Many southern countries are concerned about the potential threats GMO releases present. In Brazil, no commercial cultivation of GMOs is legal today. The current situation is under threat in the Brazilian Congress. An exploratory study conducted by independent researchers on nine different farms in southern Brazil illegally cultivated with GMO soya demonstrates some of the problems related to the commercial introduction of these crops. The study concluded that problems in plant development, significant rates of herbicide use, and emergence of weeds resistant to glyphosate (Roundup) are issues that need further investigation.

“The risk of genetic contamination is too great, especially with corn which is an open pollinated plant. It is just too hard to control.” said Claudia Schmitt from Centro Ecologico in Brazil. Centro Ecologico is a grassroots group working in support of ecologically sound agriculture.

“We don’t need GMOs. We have one of the highest levels of agricultural biodiversity in the world, which is the result of hundreds of years of family farming. We don’t want to risk it,” said Claudia Schmitt.

A third example lies in Bolivia, the center of origin of the potato. More than 200 varieties may be found in the Andes.
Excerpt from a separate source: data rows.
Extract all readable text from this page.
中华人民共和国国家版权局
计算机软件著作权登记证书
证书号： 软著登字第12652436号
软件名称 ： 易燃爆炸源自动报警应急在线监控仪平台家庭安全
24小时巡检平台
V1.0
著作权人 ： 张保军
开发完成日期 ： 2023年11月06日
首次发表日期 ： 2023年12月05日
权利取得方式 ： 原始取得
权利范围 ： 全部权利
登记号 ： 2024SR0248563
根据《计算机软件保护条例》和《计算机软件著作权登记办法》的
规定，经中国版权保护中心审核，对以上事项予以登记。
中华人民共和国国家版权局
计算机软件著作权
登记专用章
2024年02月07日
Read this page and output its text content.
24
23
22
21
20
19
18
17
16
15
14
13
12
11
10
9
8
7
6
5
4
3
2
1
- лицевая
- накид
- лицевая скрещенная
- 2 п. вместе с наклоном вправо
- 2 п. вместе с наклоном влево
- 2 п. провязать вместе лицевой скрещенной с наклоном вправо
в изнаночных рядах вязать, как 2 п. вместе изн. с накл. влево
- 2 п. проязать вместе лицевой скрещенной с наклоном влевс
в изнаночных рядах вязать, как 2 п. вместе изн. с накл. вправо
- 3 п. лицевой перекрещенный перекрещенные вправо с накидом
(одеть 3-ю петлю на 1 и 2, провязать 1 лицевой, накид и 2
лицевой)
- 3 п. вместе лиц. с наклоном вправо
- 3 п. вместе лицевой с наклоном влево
Bolivia implemented a moratorium on the introduction of GMOs at the beginning of 2001, but under pressure of biotechnology companies overturned the new law in October 2001. According to Maria Luisa Ramos of the Bolivian Forum on Environment and Development (FOBOMADE), “Biotech corporations are using all methods to force us to accept GMOs, particularly efforts under the WTO. We will struggle against this because if we allow GMOs to enter, our food sovereignty will be in danger.” Despite the abrupt turn-about by the Bolivian government, attempts to introduce a genetically modified potato have so far been delayed.